Example 2: With Labels Parameter
Create 5 bins in the range of 10 each and store the bins in the “BINS” column for the DataFrame having 7 rows.
numeric=pandas.DataFrame({'values1':[2,5,12,32,20,3,10]})
# Create 5 bins and specify labels for each bin.
numeric['BINS'] = pandas.cut(numeric['values1'], bins=[1,10,20,30,40],labels=['first','second','third','last'])
print()
print(numeric)
Output:
Explanation:
The bins are created for all values.
- For the [1-10] bin, the label is “first”. The values 2, 5, 3, and 10 fall under the first bin.
- For the [11-20] bin, the label is “second”. The values 12 and 20 fall under the second bin.
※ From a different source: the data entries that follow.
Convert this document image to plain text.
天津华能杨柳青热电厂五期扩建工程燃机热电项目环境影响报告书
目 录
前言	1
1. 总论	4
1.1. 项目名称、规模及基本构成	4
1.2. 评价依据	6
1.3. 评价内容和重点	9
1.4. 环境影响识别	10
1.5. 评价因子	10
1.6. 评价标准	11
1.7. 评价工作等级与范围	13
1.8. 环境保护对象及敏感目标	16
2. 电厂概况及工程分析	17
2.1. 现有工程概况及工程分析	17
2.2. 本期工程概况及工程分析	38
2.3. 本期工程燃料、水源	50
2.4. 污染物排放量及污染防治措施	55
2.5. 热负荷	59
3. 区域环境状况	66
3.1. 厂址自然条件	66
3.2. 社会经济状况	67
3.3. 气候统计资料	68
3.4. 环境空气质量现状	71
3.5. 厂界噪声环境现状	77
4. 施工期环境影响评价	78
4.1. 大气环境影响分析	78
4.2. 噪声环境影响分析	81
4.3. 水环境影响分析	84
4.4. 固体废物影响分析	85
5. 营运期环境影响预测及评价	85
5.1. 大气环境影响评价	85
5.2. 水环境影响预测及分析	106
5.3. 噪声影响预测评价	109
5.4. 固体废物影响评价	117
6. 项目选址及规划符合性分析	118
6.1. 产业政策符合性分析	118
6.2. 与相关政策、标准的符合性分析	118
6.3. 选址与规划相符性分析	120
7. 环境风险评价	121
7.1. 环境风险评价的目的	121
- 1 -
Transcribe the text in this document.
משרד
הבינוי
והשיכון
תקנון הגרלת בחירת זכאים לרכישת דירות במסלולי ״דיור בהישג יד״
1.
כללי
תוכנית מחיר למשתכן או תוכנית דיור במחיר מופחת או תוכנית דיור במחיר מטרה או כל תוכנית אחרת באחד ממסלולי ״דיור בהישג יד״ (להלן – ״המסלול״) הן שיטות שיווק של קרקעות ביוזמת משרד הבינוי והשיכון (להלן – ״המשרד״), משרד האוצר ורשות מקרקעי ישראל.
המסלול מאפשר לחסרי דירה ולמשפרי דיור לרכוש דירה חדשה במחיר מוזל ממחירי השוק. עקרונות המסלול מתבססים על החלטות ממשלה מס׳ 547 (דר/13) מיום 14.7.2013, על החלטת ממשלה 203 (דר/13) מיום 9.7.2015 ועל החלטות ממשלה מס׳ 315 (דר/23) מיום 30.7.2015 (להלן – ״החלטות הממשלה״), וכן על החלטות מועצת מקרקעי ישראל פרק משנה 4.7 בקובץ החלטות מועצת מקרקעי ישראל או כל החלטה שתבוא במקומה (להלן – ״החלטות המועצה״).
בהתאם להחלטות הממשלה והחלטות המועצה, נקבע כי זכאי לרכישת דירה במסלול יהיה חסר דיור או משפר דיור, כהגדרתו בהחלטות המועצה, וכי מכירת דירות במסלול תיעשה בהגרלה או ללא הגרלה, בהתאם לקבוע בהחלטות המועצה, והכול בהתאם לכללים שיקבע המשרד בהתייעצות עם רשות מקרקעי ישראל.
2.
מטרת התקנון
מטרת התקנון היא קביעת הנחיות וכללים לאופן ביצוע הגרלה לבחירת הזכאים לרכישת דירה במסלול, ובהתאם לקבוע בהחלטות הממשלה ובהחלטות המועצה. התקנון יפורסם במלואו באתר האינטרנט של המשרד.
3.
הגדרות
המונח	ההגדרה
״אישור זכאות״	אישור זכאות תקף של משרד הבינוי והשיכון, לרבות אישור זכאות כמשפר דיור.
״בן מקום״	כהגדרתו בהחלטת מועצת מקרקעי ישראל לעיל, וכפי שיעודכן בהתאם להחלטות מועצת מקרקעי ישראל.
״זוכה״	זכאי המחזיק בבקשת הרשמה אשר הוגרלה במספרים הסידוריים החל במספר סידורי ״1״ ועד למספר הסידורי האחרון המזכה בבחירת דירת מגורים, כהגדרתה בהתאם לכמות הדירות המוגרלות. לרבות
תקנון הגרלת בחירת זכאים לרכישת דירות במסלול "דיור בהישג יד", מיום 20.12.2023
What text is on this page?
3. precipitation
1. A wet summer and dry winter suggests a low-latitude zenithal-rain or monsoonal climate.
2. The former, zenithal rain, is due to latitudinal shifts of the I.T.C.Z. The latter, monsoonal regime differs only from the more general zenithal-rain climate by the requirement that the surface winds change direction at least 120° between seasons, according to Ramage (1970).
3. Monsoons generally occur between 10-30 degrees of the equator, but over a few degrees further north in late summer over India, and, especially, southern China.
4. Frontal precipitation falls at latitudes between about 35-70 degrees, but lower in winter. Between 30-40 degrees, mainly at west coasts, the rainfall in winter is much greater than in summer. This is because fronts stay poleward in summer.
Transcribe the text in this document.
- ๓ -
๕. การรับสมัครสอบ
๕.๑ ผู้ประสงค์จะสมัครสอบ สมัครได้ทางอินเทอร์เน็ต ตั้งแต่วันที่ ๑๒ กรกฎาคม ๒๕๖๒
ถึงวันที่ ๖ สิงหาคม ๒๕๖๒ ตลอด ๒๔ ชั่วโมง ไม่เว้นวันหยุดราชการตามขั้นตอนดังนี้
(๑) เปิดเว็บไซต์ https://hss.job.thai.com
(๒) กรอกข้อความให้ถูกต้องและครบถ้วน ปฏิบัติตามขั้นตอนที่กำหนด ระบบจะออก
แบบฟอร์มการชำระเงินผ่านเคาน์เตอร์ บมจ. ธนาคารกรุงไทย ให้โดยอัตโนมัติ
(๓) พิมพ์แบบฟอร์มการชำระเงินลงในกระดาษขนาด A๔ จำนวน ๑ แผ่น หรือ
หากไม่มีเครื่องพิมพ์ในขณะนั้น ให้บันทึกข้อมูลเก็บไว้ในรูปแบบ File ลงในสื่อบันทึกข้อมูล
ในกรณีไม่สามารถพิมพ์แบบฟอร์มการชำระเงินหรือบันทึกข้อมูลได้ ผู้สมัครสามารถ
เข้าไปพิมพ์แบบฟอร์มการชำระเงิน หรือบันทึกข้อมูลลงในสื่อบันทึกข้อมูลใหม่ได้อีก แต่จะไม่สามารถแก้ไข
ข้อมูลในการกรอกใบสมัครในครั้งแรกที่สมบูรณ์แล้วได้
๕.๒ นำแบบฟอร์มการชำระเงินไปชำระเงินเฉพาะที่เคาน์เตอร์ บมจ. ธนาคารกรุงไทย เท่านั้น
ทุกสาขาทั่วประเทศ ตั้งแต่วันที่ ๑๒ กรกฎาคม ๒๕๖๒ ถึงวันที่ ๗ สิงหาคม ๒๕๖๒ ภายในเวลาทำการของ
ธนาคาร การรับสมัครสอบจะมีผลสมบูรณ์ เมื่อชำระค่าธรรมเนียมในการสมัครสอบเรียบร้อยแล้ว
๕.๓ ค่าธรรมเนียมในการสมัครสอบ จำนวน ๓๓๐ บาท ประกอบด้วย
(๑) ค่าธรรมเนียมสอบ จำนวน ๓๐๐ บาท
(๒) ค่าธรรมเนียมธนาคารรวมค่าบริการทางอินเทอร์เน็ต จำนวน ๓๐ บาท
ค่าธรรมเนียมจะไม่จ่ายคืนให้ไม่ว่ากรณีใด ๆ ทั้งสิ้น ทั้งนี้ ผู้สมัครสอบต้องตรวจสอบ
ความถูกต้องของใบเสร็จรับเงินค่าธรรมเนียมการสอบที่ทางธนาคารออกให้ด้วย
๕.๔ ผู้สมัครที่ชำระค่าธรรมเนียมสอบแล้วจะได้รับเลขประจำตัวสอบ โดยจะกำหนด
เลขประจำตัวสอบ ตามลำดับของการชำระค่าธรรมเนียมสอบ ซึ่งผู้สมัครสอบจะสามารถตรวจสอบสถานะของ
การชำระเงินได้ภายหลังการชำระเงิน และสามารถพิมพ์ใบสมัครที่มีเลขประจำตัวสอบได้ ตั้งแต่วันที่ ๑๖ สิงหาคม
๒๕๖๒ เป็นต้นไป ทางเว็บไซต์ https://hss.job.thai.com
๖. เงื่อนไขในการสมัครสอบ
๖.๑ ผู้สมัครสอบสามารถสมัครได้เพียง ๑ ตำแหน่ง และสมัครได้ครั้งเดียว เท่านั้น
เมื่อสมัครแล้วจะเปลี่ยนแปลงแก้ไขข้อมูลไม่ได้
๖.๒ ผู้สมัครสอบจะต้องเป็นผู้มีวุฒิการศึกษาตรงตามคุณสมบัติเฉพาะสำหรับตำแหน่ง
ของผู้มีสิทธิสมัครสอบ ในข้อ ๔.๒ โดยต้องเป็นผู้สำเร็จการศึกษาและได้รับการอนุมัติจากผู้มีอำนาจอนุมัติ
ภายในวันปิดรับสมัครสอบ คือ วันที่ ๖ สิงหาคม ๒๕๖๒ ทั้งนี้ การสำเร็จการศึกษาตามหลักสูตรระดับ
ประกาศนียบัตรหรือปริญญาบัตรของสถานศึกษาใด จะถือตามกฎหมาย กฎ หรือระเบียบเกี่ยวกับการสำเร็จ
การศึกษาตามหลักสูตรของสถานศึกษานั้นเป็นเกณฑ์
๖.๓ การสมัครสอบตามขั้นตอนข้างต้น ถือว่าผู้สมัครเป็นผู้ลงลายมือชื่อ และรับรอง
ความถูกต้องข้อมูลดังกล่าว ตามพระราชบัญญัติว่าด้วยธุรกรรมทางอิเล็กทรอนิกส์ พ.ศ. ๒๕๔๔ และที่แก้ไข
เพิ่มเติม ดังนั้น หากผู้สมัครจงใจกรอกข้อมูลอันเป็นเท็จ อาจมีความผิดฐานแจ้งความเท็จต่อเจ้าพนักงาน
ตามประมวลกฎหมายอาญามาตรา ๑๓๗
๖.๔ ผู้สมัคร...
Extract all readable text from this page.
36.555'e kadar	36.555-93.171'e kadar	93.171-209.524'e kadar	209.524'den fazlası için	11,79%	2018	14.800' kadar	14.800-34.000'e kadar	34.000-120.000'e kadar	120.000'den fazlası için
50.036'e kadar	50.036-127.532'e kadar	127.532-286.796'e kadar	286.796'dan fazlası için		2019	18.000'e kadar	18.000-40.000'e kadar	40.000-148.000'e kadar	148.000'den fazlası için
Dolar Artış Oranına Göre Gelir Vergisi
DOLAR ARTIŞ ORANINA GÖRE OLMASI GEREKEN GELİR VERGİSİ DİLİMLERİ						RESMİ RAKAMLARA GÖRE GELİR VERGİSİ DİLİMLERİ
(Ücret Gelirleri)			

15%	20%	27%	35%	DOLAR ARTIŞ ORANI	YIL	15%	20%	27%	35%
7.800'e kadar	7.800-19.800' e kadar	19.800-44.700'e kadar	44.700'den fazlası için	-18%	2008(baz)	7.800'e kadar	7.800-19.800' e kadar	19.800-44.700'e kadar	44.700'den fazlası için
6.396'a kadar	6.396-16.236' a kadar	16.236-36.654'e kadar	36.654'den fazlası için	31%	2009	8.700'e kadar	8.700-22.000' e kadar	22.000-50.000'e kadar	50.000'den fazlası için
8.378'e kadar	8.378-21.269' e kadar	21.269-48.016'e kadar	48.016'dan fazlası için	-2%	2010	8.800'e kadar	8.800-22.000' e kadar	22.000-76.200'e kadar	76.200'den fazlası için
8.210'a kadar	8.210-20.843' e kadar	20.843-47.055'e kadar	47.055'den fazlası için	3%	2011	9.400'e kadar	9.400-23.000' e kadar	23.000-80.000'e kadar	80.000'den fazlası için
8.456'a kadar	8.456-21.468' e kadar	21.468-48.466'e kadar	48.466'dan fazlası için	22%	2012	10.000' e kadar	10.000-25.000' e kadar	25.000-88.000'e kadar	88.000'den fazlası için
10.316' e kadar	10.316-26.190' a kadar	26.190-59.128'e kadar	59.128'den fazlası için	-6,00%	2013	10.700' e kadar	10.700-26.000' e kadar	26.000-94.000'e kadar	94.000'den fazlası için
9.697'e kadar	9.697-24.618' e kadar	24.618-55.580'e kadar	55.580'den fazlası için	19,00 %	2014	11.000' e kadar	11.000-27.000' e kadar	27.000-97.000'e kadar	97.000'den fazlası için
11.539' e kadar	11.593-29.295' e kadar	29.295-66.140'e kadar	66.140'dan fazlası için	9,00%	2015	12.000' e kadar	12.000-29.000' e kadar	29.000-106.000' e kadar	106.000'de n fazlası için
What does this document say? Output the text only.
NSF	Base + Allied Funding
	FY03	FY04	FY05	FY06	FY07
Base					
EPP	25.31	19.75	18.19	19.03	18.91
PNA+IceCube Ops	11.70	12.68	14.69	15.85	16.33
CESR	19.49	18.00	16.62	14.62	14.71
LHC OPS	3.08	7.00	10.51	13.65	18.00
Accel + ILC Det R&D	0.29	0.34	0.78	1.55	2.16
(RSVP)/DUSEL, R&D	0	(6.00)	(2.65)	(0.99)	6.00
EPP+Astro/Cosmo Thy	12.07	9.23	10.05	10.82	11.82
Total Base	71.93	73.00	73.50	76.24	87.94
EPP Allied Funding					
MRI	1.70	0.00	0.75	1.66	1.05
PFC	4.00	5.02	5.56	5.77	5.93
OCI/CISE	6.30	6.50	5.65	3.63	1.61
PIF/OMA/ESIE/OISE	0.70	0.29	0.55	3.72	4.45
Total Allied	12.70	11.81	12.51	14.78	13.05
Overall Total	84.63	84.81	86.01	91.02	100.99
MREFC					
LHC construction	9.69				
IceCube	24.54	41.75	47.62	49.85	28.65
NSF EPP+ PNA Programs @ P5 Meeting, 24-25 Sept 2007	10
- For the [21-30] bin, the label is “third”. No values are in this range.
- For the [31-40] bin, the label is “last”. The value 32 falls under this bin.
Qcut() Function
The qcut() function is known as a “Quantile-based discretization” method. This means that qcut() is used to create the equal-sized bins by dividing the underlying data. The qcut() function is also known as the “Quantile-based discretization function”. This means that the qcut() is used to divide the underlying data into the bins of equal sizes.
Syntax:
Parameters:
- x: Unidimensional array, the array which we want to bin.
- q: Number of quantiles.
- right: This is set to True by default. It indicates whether the rightmost edge of the bins are included or not.
- labels: Can be a Bool or array, and it is optional. The labels for the refilled bins are specified. The length must match to the produced bins. If it is False, only the integer bin indicators are returned.
- retbins: Bool, False by default. Whether the bins are returned or not. When the bins are supplied as a scalar, it is useful.
Example 1:
Let’s have a DataFrame that holds 12 integers in both “values1” and “values2” columns. Create 2 quantiles for both the columns.
numeric=pandas.DataFrame({'values1':[12,34,56,44,45,34,45,32,67,89,100,34],
'values2':[11,22,33,44,55,66,77,88,99,100,12,12]})
print(numeric)
# Create 2 quantiles for values1 column
numeric['BIN values 1'] = pandas.qcut(numeric['values1'], 2)
# Create 2 bins for values1 column
numeric['BIN values 2'] = pandas.qcut(numeric['values2'], 2)
print()
print(numeric)
Output:
Explanation:
We created 2 quantiles for each column. Now, you can see that each quantile has an equal number of values.
- In the “values1” column, the quantiles are (11.999, 44.5] and (44.5, 100.0]. There are 6 for both the quantiles.
- In the “values2” column, the quantiles are (10.999, 49.5] and (49.5, 100.0]. There are 6 for both the quantiles.
Example 2: Qcut() vs Cut()
Let’s have a DataFrame that holds 12 integers in both “values1” and “values2” columns. Now, using cut(), create two bins. And using qcut(), create 2 quantiles for the “values2” column.
numeric=pandas.DataFrame({'values1':[12,34,56,44,45,34,45,32,67,89,100,34],
'values2':[11,22,33,44,55,66,77,88,99,100,12,12]})
# Create 2 quantiles for values2 column
numeric['qcut()'] = pandas.qcut(numeric['values2'], q=2)
# Create 2 bins for values2 column
numeric['cut()'] = pandas.cut(numeric['values2'], bins=2)
print(numeric['qcut()'])
print()
print(numeric['cut()'])
Output:
Explanation:
Now, you see the actual difference:
The qcut() groups the data into equal parts. Six (6) values come under (10.999, 49.5] and another 6 under (49.5, 100.0]. Whereas in cut(), 7 values come under (10.911, 55.5] and another 5 values come under (10.911, 55.5].
Conclusion
We discussed about the cut() and qcut()functions to bin the data in Pandas Python. We saw the syntax of both functions and described their parameters to help you while using those functions. In the examples of this tutorial, we showed you how to segment the data into bins, label the bins, and how to use the equal-sized binning data using cut() and qcut() functions. Now, you may be able to bin the data on your own using these functions.